Lo peor que puede ocurrirle a una canción no es tener deslices gramaticales que, en casos como los de Almarán y Sindo -gran autodidacta el segundo, y tal vez también el primero- pueden deberse a la circunstancia de componer en la penumbra de un bar con atmósfera etílica. Tampoco lo peor serían las imágenes infelices o fallidas. Esos pueden ser o son defectos que sería preferible que ninguna canción tuviera; pero algunas, a pesar de tenerlos, se las arreglan para saltar, con su saldo de aciertos, por encima de imperfecciones, y se afincan en eso que tan tranquilamente, como si fuera lo más simple del mundo, suele llamarse inmortalidad. Algunas, incluso correctísimas, ni de lejos rozan semejante logro.
Entre lo peor de una canción, o de algo que se proponga serlo, figura lo que no puede reprochársele ni a Sindo ni a Almarán: cultivar la chabacanería y el mal gusto. Para transitar por los senderos del doble sentido sin caer en la grosería se necesita el ingenio de un Ñico Saquito o de un Guayabero, y esos no siempre abundan, aunque lo parezca. Hoy prospera la chapucería, promovida incluso por compositores que han tenido muchas más posibilidades que aquellos de adquirir una sólida formación técnica y cultural, no solo la pericia para hacer sonar bien los instrumentos y las voces. El arte es más que eso.

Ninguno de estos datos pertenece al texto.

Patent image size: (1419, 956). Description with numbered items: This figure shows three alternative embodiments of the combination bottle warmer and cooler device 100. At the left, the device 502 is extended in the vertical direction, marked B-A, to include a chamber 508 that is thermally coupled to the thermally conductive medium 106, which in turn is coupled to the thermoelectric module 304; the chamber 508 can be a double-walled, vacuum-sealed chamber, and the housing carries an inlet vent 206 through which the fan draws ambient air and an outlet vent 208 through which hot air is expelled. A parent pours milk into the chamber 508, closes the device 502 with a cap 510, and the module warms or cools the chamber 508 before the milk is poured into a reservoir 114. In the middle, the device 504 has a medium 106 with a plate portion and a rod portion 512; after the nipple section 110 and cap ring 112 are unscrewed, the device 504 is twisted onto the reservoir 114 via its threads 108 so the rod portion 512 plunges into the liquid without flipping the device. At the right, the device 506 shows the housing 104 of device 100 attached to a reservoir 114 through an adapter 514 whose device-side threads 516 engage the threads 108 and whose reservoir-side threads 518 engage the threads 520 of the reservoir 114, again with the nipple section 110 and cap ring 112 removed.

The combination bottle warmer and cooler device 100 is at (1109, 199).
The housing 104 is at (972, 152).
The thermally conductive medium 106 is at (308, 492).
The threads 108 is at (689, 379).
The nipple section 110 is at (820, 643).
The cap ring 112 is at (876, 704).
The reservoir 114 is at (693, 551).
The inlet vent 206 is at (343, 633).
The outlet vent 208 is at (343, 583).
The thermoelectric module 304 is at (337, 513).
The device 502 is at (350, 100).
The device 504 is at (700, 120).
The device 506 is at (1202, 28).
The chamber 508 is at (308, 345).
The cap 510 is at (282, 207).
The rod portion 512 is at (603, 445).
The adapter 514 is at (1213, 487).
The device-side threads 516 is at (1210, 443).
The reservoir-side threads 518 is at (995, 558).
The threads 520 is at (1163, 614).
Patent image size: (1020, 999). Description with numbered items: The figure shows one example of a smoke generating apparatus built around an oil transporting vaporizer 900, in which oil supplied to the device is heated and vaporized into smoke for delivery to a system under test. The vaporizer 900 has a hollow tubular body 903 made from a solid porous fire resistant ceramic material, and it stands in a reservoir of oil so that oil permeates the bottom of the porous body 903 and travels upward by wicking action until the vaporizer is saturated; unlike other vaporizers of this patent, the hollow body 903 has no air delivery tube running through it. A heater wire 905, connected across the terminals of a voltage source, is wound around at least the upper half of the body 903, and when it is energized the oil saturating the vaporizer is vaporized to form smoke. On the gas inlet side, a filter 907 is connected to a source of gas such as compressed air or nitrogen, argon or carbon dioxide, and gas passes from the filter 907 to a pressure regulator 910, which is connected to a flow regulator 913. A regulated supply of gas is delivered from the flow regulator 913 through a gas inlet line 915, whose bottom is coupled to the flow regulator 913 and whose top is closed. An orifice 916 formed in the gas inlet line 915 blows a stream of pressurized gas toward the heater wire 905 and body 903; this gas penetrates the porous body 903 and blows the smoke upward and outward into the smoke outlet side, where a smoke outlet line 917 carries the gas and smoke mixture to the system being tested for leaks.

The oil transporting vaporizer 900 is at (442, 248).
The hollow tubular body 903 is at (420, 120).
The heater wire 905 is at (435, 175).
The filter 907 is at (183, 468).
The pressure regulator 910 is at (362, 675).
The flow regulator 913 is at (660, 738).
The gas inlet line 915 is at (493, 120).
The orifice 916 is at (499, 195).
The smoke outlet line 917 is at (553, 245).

Cada época tiene -los crea- los ritmos, los géneros y los modos musicales de su preferencia, que llegan a caracterizarla, y ninguno es fatalmente detestable, ni ha ocurrido que borre los precedentes ni impida el surgimiento de otros. Abominable en una canción puede resultar lo grosero que se monta sobre una estructura musical determinada, sea cual sea. Pero lo que más debe preocupar no es que circunstancialmente le toque a un género o a otro ser el soporte difusor de lo indeseable, aunque haya autores capaces de darles otro uso a esos mismos géneros. Lo más grave estriba en por qué un tiempo determinado en un país concreto se presta para la difusión de valores o, mejor dicho, desvalores que urge combatir y erradicar, y prosperan porque no concitan el rechazo eficaz de hornadas de ciudadanos en cuya instrucción se han invertido recursos que merecerían dar resultados mucho mejores. Como diría Hamlet, y esta vez sin asomo de duda: «Esa es la cuestión».

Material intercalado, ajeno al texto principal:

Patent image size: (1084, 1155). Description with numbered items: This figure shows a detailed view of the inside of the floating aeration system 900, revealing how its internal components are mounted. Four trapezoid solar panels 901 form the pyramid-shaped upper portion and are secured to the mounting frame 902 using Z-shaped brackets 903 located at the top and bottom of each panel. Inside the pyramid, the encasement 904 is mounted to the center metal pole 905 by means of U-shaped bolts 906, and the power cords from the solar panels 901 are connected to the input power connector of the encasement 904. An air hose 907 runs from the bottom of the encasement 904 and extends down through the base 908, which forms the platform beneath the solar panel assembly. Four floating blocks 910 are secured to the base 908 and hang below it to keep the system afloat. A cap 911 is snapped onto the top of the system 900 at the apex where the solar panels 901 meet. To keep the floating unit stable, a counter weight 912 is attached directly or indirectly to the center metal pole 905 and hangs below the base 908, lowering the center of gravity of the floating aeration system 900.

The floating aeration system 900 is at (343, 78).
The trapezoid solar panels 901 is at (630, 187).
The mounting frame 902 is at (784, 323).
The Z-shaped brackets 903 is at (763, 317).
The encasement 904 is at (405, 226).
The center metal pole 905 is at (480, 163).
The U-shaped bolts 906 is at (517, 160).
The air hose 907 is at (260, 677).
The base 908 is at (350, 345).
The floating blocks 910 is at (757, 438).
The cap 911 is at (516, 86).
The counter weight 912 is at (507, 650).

No solamente música y canciones pueden convertirse en portadores de lo chabacano. Si en ellas ocurre, búsquense fuera de ellas las motivaciones de un mal que aflorará también en la vida cotidiana, y dañará quién sabe cuántas esferas del funcionamiento general de la sociedad, incluidas otras manifestaciones del arte. Hace poco, la Televisión Cubana trasmitió para todo el país, en horario estelar, una actuación de su compañía de ballet insignia, felicitada por haber cumplido cincuenta años, y el estribillo o casi texto único de la pieza musical utilizada era «Tóquenme los timbales», expresión que hace tiempo perdió su valor de doble sentido en beneficio de una sola de las significaciones posibles.
¡Ah!, para no dejar duda al respecto: buena o mala, pobre o extraordinaria, puede ser una letra de canción, como bueno o malo, pobre o extraordinario, puede ser un poema.